Autorzy raportu stwierdzili, że użycie siły wobec organizatorów i uczestników katalońskiego referendum niepodległościowego było nieuzasadnione, a w niektórych przypadkach środki przymusu były niewspółmierne do zagrożenia porządku publicznego.

“Wielokrotnie funkcjonariusze użyli pałek wobec osób protestujących, które nie stanowiły żadnego zagrożenia. Ich interwencja skutkowała uszczerbkiem na zdrowiu w przypadku wielu osób” - ocenili eksperci HRW.

Organizacja odnotowała, że niewspółmiernych środków przymusu użyto m.in. w trzech lokalach wyborczych: w Gironie, Aiguavivie oraz w Fonollosie.

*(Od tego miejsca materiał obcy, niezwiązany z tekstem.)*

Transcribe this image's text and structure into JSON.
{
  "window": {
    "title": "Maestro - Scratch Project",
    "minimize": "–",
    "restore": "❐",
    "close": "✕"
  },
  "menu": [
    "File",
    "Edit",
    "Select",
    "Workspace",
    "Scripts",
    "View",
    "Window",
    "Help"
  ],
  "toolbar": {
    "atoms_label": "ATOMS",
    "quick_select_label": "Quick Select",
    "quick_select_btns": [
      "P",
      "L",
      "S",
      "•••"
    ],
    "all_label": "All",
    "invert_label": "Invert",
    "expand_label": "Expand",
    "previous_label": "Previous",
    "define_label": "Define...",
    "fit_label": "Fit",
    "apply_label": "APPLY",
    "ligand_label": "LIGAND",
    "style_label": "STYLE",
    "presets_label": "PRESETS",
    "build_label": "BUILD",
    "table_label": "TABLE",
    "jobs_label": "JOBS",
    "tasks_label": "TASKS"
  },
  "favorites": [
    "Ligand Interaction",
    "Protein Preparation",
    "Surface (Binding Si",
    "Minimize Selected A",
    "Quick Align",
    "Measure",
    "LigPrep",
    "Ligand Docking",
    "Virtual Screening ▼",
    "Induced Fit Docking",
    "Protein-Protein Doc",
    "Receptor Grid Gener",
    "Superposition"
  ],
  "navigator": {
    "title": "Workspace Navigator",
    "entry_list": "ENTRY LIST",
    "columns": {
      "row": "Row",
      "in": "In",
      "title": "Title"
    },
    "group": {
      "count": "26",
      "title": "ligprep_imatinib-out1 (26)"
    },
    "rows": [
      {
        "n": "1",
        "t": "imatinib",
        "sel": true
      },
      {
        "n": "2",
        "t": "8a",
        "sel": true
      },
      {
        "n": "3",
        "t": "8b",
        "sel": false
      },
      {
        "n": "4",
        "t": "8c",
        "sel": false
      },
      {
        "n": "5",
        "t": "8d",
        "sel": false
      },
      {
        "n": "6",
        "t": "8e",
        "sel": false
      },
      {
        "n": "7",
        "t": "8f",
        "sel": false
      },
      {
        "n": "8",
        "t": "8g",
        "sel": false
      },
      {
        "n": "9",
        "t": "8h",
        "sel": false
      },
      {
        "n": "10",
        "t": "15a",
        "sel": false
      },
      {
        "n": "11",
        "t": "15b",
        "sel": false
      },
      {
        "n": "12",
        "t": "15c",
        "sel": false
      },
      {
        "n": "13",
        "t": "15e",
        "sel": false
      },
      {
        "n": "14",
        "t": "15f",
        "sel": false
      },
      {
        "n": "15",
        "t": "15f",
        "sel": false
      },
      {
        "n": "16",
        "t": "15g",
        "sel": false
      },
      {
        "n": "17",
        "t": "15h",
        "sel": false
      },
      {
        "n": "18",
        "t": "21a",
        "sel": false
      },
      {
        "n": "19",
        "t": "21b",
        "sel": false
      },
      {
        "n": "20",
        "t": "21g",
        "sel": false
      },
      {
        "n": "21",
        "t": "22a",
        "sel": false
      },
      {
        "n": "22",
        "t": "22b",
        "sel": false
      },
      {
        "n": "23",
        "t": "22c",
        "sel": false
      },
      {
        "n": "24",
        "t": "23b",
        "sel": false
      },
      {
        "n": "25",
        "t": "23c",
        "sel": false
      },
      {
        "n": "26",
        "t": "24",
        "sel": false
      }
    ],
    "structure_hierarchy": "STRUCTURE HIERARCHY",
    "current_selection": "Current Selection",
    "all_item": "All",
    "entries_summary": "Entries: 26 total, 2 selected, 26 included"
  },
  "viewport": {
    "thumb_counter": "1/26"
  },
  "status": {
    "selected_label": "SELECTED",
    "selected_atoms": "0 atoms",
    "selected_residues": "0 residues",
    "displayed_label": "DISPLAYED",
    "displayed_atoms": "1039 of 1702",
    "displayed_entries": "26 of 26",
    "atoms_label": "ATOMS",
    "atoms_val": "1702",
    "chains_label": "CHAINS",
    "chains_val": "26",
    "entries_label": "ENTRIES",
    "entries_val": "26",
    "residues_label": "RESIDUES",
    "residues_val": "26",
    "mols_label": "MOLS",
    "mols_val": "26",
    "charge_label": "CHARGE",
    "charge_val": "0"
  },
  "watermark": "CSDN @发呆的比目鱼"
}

“Choć policja miała sądowy nakaz do działania, nie dawało jej to żadnego prawa do stosowania przemocy wobec pokojowo nastawionych manifestantów” - stwierdził Kartik Raj, ekspert HRW ds. Europy Zachodniej.

Reklama

HRW opracowała raport na podstawie materiałów filmowych i świadectw uczestników konfrontacji z hiszpańską policją i Gwardią Cywilną.

W czwartek informację o przesadnym użyciu siły przez wysłane przez Madryt służby podały też władze katalońskiej policji tzw. Mossos d'Esquadra. Ujawniły, że Gwardia Cywilna i hiszpańska policja nie wypełniły zawartych z Mossos d'Esquadra porozumień, zgodnie z którymi użycie siły wobec uczestników referendum miało być konsultowane z kierownictwem katalońskiej policji.

6 października br. władze Mossos d'Esquadra ujawniły, że otrzymały łącznie 533 zgłoszeń w sprawie brutalnych interwencji hiszpańskich służb podczas referendum w Katalonii. Z kolei służby medyczne tego regionu oszacowały liczbę rannych na blisko 900.

Według HRW, powołującej się na szacunki ministerstwa spraw wewnętrznych w Madrycie, w konfrontacjach podczas referendum w Katalonii pomocy medycznej potrzebowało też 19 hiszpańskich policjantów oraz 14 funkcjonariuszy Gwardii Cywilnej.